Sorry to trouble you
This morning whilst scrolling through a social media platform aimed at business people, I came across a post advising readers against the use of the word “Sorry”. The gist being, I think, that you should tell someone what you want to do without apologising. “Sorry, I need to reschedule…” “Sorry, I can’t make that meeting…” And I’m sorry that the post whizzed by and was gone before I could quote it directly or attribute it properly. However, the poster was wrong and I suggest you think about it before you cut “Sorry” from your vocabulary.
I feel I’m qualified to talk about this because, as a playwright who has been working at my craft for over fifty years now, I have had to learn a thing or two about how people interact and talk to each other. When I started out my dialogue was poor and didn’t come across as authentic either to the character or in the way people speak in the real world. So I set out to listen and make note to conversations I overheard at bus stops, in cafes and pubs and in domestic situations. I listened.
What I learnt is that there are two components to a conversation. One is the intended meaning, and the other is the way in which that meaning may be conveyed in words. Seldom do those two elements converge or even coincide. The meaning is made up of the emotional content and what is in the speaker’s heart. The way in which these are conveyed is often in apparently meaningless small-talk. Little, apparently harmless words, phrases and tropes. These are what we refer to in the trade as “phatics”. I could go on about how phatics work and so on for pages, but let’s just say that phatics are the roller bearings that enable the conversation to be conveyed smoothly above. Good conversationalists can listen to the phatics and understand what deeper, heavier meaning is intended behind “Good morning,” or “how’s things?”

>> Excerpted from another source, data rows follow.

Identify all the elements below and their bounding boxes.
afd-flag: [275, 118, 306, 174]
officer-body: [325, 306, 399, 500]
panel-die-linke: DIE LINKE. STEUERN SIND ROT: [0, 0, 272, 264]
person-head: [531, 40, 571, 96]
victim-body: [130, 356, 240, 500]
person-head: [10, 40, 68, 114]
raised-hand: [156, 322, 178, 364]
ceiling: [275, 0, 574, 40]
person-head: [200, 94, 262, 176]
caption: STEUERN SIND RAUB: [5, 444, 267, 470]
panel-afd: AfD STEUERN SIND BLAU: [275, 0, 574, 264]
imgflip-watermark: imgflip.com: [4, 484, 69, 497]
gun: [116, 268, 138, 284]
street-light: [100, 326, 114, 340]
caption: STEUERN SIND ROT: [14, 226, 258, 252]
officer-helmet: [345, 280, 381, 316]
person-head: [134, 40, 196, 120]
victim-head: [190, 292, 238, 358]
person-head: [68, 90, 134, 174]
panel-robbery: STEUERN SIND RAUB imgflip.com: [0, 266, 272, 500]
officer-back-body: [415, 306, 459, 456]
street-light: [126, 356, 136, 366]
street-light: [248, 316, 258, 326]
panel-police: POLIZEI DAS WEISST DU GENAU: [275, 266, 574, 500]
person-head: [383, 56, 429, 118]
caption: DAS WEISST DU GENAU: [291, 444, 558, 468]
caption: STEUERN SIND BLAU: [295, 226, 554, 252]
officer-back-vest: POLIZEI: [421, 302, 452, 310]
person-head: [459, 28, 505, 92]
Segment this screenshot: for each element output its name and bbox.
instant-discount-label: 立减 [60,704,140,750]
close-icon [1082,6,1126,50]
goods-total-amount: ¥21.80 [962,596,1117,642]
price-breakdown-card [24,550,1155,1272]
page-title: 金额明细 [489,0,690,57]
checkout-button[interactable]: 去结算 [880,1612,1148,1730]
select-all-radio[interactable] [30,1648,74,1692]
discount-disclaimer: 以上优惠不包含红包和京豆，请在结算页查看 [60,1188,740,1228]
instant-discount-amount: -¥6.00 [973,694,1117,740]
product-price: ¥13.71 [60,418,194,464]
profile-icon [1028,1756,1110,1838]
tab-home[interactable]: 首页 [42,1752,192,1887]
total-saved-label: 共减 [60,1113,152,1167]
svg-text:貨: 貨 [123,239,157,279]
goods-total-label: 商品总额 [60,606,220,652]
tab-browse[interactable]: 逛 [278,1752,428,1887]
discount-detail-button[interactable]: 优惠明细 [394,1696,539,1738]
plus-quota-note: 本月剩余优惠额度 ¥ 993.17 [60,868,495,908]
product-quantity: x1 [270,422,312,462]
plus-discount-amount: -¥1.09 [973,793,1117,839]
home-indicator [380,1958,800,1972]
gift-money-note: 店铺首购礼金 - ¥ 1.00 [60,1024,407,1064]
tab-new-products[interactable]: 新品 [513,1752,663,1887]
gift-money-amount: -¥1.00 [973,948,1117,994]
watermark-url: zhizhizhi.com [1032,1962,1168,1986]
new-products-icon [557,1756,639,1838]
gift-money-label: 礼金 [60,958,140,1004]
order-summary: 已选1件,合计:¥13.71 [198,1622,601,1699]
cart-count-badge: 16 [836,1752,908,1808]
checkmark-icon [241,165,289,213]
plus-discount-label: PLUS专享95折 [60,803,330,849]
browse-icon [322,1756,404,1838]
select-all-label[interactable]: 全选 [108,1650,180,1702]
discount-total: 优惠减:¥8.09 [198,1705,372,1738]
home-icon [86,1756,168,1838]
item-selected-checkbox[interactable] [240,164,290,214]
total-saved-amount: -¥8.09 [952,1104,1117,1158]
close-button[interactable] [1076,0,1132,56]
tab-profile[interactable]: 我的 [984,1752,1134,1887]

In this social media post, the writer has misunderstood the function of the word “Sorry”. It is not a humbling apology unsuited to business people. It is, in fact a phatic engagement that enables a conversation to begin smoothly. It is a form of courtesy (something else under fire) and acknowledgement of the other person’s state of mind. Quite often this simple word conveys “I don’t know how to begin this conversation but I have something to say that may discommode you for a short while. Please don’t punch me on the nose.”
So, I think we should use the word “Sorry” as much and as often as we like and listen carefully to what our associates mean when they say it.